Doctors have been given permission to turn off Archie’s life support machine, but his parents are trying to continue the fight to keep him alive. Pictured is Archie in hospital
The rulings mean his life-sustaining treatment can be withdrawn from 10am tomorrow, when the court order preventing the hospital from withdrawing care expires.
Speaking before the European Court of Human Rights ruling last night, Miss Dance, 46, said: ‘All our wishes as a family have been denied by the authorities.’
She added: ‘We are broken, but we are keeping going, because we love Archie and refuse to give up on him.’
Archie, who was previously a fit and healthy schoolboy with aspirations to become an Olympic gymnast, suffered severe brain damage following an accident at his home in Southend, Essex, in April. His mother believes he was taking part in a social media ‘blackout challenge’.
Doctors say his brain damage is so severe that he has no realistic prospect of recovery. In June, they applied to the High Court to withdraw his life support. Medics from the Royal London Hospital in Whitechapel, East London, said Archie’s brain had received no blood supply since April, and that his condition was likely to deteriorate until his organs failed and he went into cardiac arrest.

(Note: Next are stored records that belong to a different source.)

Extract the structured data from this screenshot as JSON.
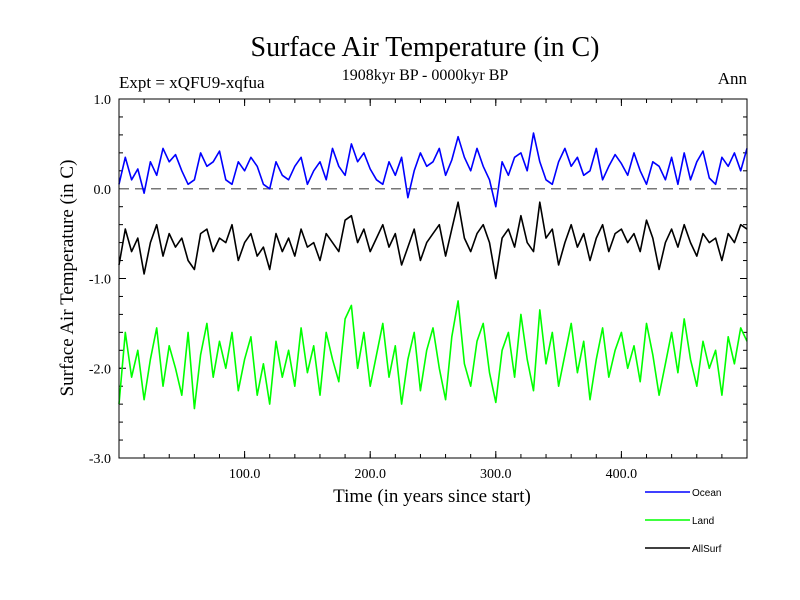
{
  "chart_data": {
    "type": "line",
    "title": "Surface Air Temperature (in C)",
    "subtitle": "1908kyr BP - 0000kyr BP",
    "left_label": "Expt = xQFU9-xqfua",
    "right_label": "Ann",
    "xlabel": "Time (in years since start)",
    "ylabel": "Surface Air Temperature (in C)",
    "xlim": [
      0,
      500
    ],
    "ylim": [
      -3.0,
      1.0
    ],
    "x_ticks": [
      100,
      200,
      300,
      400
    ],
    "x_tick_labels": [
      "100.0",
      "200.0",
      "300.0",
      "400.0"
    ],
    "y_ticks": [
      1.0,
      0.0,
      -1.0,
      -2.0,
      -3.0
    ],
    "y_tick_labels": [
      "1.0",
      "0.0",
      "-1.0",
      "-2.0",
      "-3.0"
    ],
    "reference_line": {
      "y": 0.0,
      "style": "dashed",
      "color": "#777777"
    },
    "legend_position": "bottom-right",
    "series": [
      {
        "name": "Ocean",
        "color": "#0000ff",
        "x": [
          0,
          5,
          10,
          15,
          20,
          25,
          30,
          35,
          40,
          45,
          50,
          55,
          60,
          65,
          70,
          75,
          80,
          85,
          90,
          95,
          100,
          105,
          110,
          115,
          120,
          125,
          130,
          135,
          140,
          145,
          150,
          155,
          160,
          165,
          170,
          175,
          180,
          185,
          190,
          195,
          200,
          205,
          210,
          215,
          220,
          225,
          230,
          235,
          240,
          245,
          250,
          255,
          260,
          265,
          270,
          275,
          280,
          285,
          290,
          295,
          300,
          305,
          310,
          315,
          320,
          325,
          330,
          335,
          340,
          345,
          350,
          355,
          360,
          365,
          370,
          375,
          380,
          385,
          390,
          395,
          400,
          405,
          410,
          415,
          420,
          425,
          430,
          435,
          440,
          445,
          450,
          455,
          460,
          465,
          470,
          475,
          480,
          485,
          490,
          495,
          500
        ],
        "values": [
          0.05,
          0.35,
          0.1,
          0.22,
          -0.05,
          0.3,
          0.15,
          0.45,
          0.3,
          0.38,
          0.2,
          0.05,
          0.1,
          0.4,
          0.25,
          0.3,
          0.42,
          0.1,
          0.05,
          0.3,
          0.2,
          0.35,
          0.25,
          0.05,
          0.0,
          0.3,
          0.15,
          0.1,
          0.25,
          0.35,
          0.05,
          0.2,
          0.3,
          0.1,
          0.45,
          0.25,
          0.15,
          0.5,
          0.3,
          0.4,
          0.22,
          0.1,
          0.05,
          0.3,
          0.15,
          0.35,
          -0.1,
          0.2,
          0.4,
          0.25,
          0.3,
          0.45,
          0.15,
          0.32,
          0.58,
          0.35,
          0.2,
          0.45,
          0.25,
          0.1,
          -0.2,
          0.3,
          0.15,
          0.35,
          0.4,
          0.2,
          0.62,
          0.3,
          0.1,
          0.05,
          0.3,
          0.45,
          0.25,
          0.35,
          0.15,
          0.2,
          0.45,
          0.1,
          0.25,
          0.38,
          0.28,
          0.15,
          0.4,
          0.2,
          0.05,
          0.3,
          0.25,
          0.1,
          0.35,
          0.05,
          0.4,
          0.1,
          0.3,
          0.42,
          0.12,
          0.05,
          0.35,
          0.25,
          0.4,
          0.2,
          0.45
        ]
      },
      {
        "name": "Land",
        "color": "#00ff00",
        "x": [
          0,
          5,
          10,
          15,
          20,
          25,
          30,
          35,
          40,
          45,
          50,
          55,
          60,
          65,
          70,
          75,
          80,
          85,
          90,
          95,
          100,
          105,
          110,
          115,
          120,
          125,
          130,
          135,
          140,
          145,
          150,
          155,
          160,
          165,
          170,
          175,
          180,
          185,
          190,
          195,
          200,
          205,
          210,
          215,
          220,
          225,
          230,
          235,
          240,
          245,
          250,
          255,
          260,
          265,
          270,
          275,
          280,
          285,
          290,
          295,
          300,
          305,
          310,
          315,
          320,
          325,
          330,
          335,
          340,
          345,
          350,
          355,
          360,
          365,
          370,
          375,
          380,
          385,
          390,
          395,
          400,
          405,
          410,
          415,
          420,
          425,
          430,
          435,
          440,
          445,
          450,
          455,
          460,
          465,
          470,
          475,
          480,
          485,
          490,
          495,
          500
        ],
        "values": [
          -2.4,
          -1.6,
          -2.1,
          -1.8,
          -2.35,
          -1.9,
          -1.55,
          -2.2,
          -1.75,
          -2.0,
          -2.3,
          -1.6,
          -2.45,
          -1.85,
          -1.5,
          -2.1,
          -1.7,
          -2.0,
          -1.6,
          -2.25,
          -1.9,
          -1.65,
          -2.3,
          -1.95,
          -2.4,
          -1.7,
          -2.1,
          -1.8,
          -2.2,
          -1.55,
          -2.05,
          -1.75,
          -2.3,
          -1.6,
          -1.9,
          -2.15,
          -1.45,
          -1.3,
          -2.0,
          -1.6,
          -2.2,
          -1.85,
          -1.5,
          -2.1,
          -1.75,
          -2.4,
          -1.9,
          -1.6,
          -2.25,
          -1.8,
          -1.55,
          -2.0,
          -2.35,
          -1.65,
          -1.25,
          -1.95,
          -2.2,
          -1.7,
          -1.5,
          -2.05,
          -2.38,
          -1.8,
          -1.6,
          -2.1,
          -1.4,
          -1.9,
          -2.25,
          -1.35,
          -1.95,
          -1.6,
          -2.2,
          -1.85,
          -1.5,
          -2.05,
          -1.7,
          -2.35,
          -1.9,
          -1.55,
          -2.1,
          -1.8,
          -1.6,
          -2.0,
          -1.75,
          -2.15,
          -1.5,
          -1.85,
          -2.3,
          -1.95,
          -1.6,
          -2.05,
          -1.45,
          -1.9,
          -2.2,
          -1.7,
          -2.0,
          -1.8,
          -2.3,
          -1.65,
          -1.95,
          -1.55,
          -1.7
        ]
      },
      {
        "name": "AllSurf",
        "color": "#000000",
        "x": [
          0,
          5,
          10,
          15,
          20,
          25,
          30,
          35,
          40,
          45,
          50,
          55,
          60,
          65,
          70,
          75,
          80,
          85,
          90,
          95,
          100,
          105,
          110,
          115,
          120,
          125,
          130,
          135,
          140,
          145,
          150,
          155,
          160,
          165,
          170,
          175,
          180,
          185,
          190,
          195,
          200,
          205,
          210,
          215,
          220,
          225,
          230,
          235,
          240,
          245,
          250,
          255,
          260,
          265,
          270,
          275,
          280,
          285,
          290,
          295,
          300,
          305,
          310,
          315,
          320,
          325,
          330,
          335,
          340,
          345,
          350,
          355,
          360,
          365,
          370,
          375,
          380,
          385,
          390,
          395,
          400,
          405,
          410,
          415,
          420,
          425,
          430,
          435,
          440,
          445,
          450,
          455,
          460,
          465,
          470,
          475,
          480,
          485,
          490,
          495,
          500
        ],
        "values": [
          -0.85,
          -0.45,
          -0.7,
          -0.55,
          -0.95,
          -0.6,
          -0.4,
          -0.75,
          -0.5,
          -0.65,
          -0.55,
          -0.8,
          -0.9,
          -0.5,
          -0.45,
          -0.7,
          -0.55,
          -0.6,
          -0.4,
          -0.8,
          -0.6,
          -0.5,
          -0.75,
          -0.65,
          -0.9,
          -0.5,
          -0.7,
          -0.55,
          -0.75,
          -0.45,
          -0.65,
          -0.6,
          -0.8,
          -0.5,
          -0.6,
          -0.7,
          -0.35,
          -0.3,
          -0.6,
          -0.45,
          -0.7,
          -0.55,
          -0.4,
          -0.65,
          -0.5,
          -0.85,
          -0.65,
          -0.45,
          -0.8,
          -0.6,
          -0.5,
          -0.4,
          -0.75,
          -0.45,
          -0.15,
          -0.55,
          -0.7,
          -0.5,
          -0.4,
          -0.6,
          -1.0,
          -0.55,
          -0.45,
          -0.65,
          -0.3,
          -0.6,
          -0.7,
          -0.15,
          -0.55,
          -0.45,
          -0.85,
          -0.6,
          -0.4,
          -0.65,
          -0.5,
          -0.8,
          -0.55,
          -0.4,
          -0.7,
          -0.5,
          -0.45,
          -0.6,
          -0.5,
          -0.7,
          -0.35,
          -0.55,
          -0.9,
          -0.6,
          -0.45,
          -0.65,
          -0.4,
          -0.6,
          -0.75,
          -0.5,
          -0.6,
          -0.55,
          -0.8,
          -0.5,
          -0.6,
          -0.4,
          -0.45
        ]
      }
    ]
  }
}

Ms Dance kisses her son Archie as he lies in bed in hospital, following an accident at his Essex home in April
But his family have asked the hospital to give him more time, and fought the case at every legal stage, including applications to the Supreme Court and the European Court of Human Rights.
In the most recent High Court hearing, held late on Thursday night, lawyers for the family asked for him to be moved to a hospice, and for the court to consider his possible treatment abroad.

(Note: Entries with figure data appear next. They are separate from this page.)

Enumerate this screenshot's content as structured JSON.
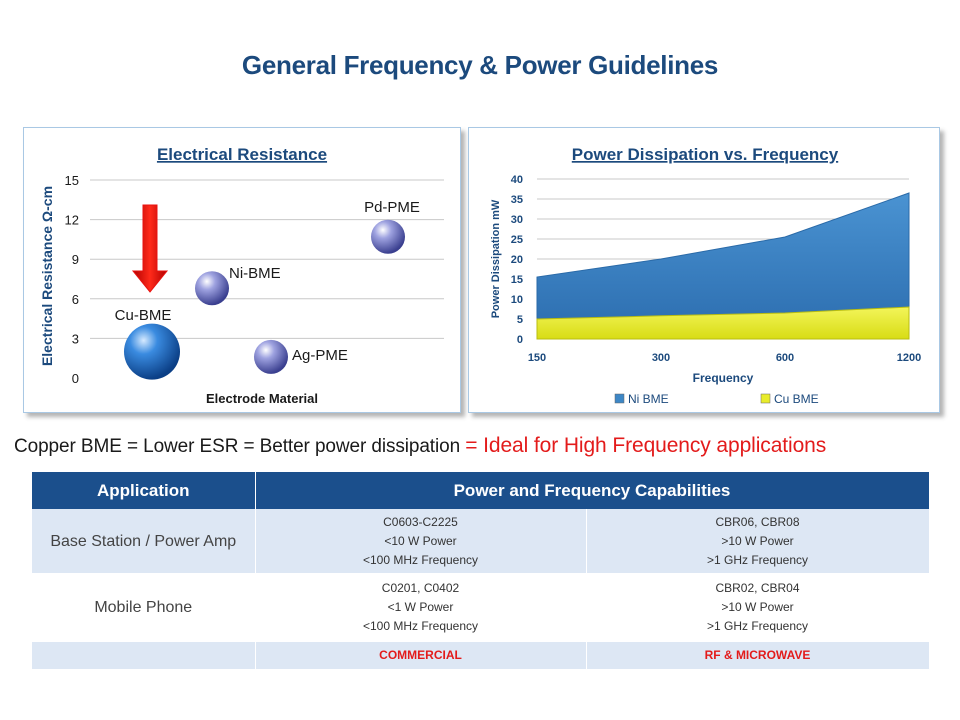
{
  "page": {
    "title": "General Frequency & Power Guidelines"
  },
  "resistance_chart": {
    "title": "Electrical Resistance",
    "xlabel": "Electrode Material",
    "ylabel": "Electrical Resistance Ω-cm",
    "y_ticks": [
      "0",
      "3",
      "6",
      "9",
      "12",
      "15"
    ],
    "arrow_color": "#e8110f",
    "chart_data": {
      "type": "scatter",
      "title": "Electrical Resistance",
      "xlabel": "Electrode Material",
      "ylabel": "Electrical Resistance Ω-cm",
      "ylim": [
        0,
        15
      ],
      "grid": true,
      "points": [
        {
          "label": "Cu-BME",
          "y": 2.0,
          "color": "#1f6fc8"
        },
        {
          "label": "Ni-BME",
          "y": 6.8,
          "color": "#7a7ec8"
        },
        {
          "label": "Ag-PME",
          "y": 1.6,
          "color": "#7a7ec8"
        },
        {
          "label": "Pd-PME",
          "y": 10.7,
          "color": "#7a7ec8"
        }
      ]
    }
  },
  "power_chart": {
    "title": "Power Dissipation vs. Frequency",
    "xlabel": "Frequency",
    "ylabel": "Power Dissipation mW",
    "y_ticks": [
      "0",
      "5",
      "10",
      "15",
      "20",
      "25",
      "30",
      "35",
      "40"
    ],
    "chart_data": {
      "type": "area",
      "title": "Power Dissipation vs. Frequency",
      "xlabel": "Frequency",
      "ylabel": "Power Dissipation mW",
      "ylim": [
        0,
        40
      ],
      "grid": true,
      "legend": "bottom",
      "categories": [
        "150",
        "300",
        "600",
        "1200"
      ],
      "series": [
        {
          "name": "Ni BME",
          "values": [
            15.5,
            20,
            25.5,
            36.5
          ],
          "color": "#3d87c6"
        },
        {
          "name": "Cu BME",
          "values": [
            5,
            5.8,
            6.5,
            8
          ],
          "color": "#e8ec2b"
        }
      ]
    }
  },
  "tagline": {
    "main": "Copper BME = Lower ESR = Better power dissipation",
    "highlight": "= Ideal for High Frequency applications"
  },
  "table": {
    "headers": [
      "Application",
      "Power and Frequency Capabilities"
    ],
    "rows": [
      {
        "application": "Base Station  / Power Amp",
        "commercial": [
          "C0603-C2225",
          "<10 W Power",
          "<100 MHz Frequency"
        ],
        "rf": [
          "CBR06, CBR08",
          ">10 W Power",
          ">1 GHz Frequency"
        ]
      },
      {
        "application": "Mobile Phone",
        "commercial": [
          "C0201, C0402",
          "<1 W Power",
          "<100 MHz Frequency"
        ],
        "rf": [
          "CBR02, CBR04",
          ">10 W Power",
          ">1 GHz Frequency"
        ]
      }
    ],
    "footer": {
      "application": "",
      "commercial": "COMMERCIAL",
      "rf": "RF & MICROWAVE"
    }
  }
}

Archie’s parents have received offers of stem cell treatment from doctors in Japan and Italy.
But doctors from the Barts Health NHS Trust said the treatments were ‘experimental’ and that Archie’s brain damage was too severe to be treated.

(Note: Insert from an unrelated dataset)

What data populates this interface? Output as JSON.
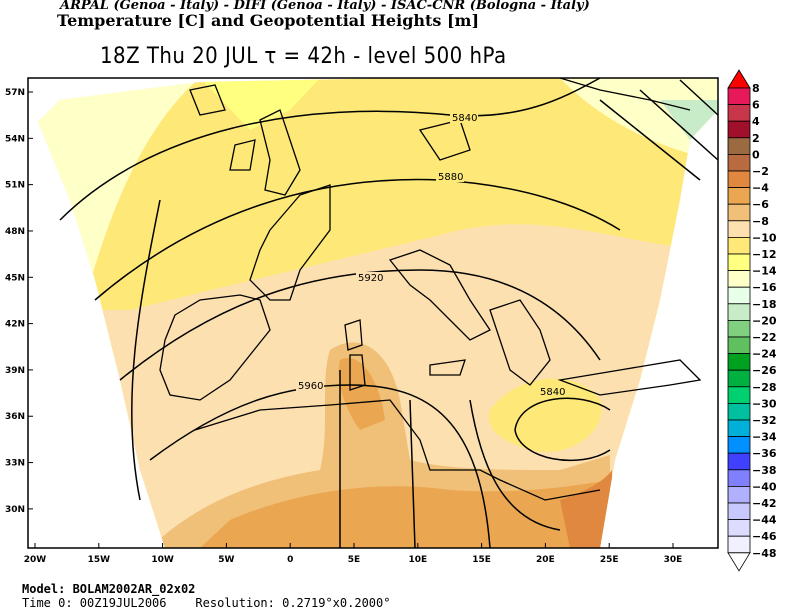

They warned that air travel – or even a move to a hospice – would be risky because Archie could die in transit.
Mrs Justice Theis ruled yesterday that any move to a hospice or further afield would not be in the child’s best interests.
Archie with his mother Hollie Dance (left), brother Tom Summers and sister Lauren Summers
Archie Battersbee’s brother Tom Summers kissing Archie on the head in hospital
She insisted he should remain at the hospital, and said she was satisfied that doctors there would ‘enable him peacefully and privately to die in the embrace of the family he loved’.
The High Court judge said she recognised ‘the enormity of what lay ahead for Archie’s parents and the family’.
She said: ‘Their unconditional love and dedication to Archie is a gold thread that runs through this case. I hope now Archie can be afforded the opportunity for him to die in peaceful circumstances, with the family who meant so much to him as he clearly does to them.’
The NHS trust has said it wants to work with the family to prepare for the withdrawal of treatment, but will make no changes to his care ‘until the outstanding legal issues are resolved’.
The family’s request for an appeal was considered by three senior judges – the President of the Family Division, Sir Andrew McFarlane, Lady Justice King and Lord Justice Moylan.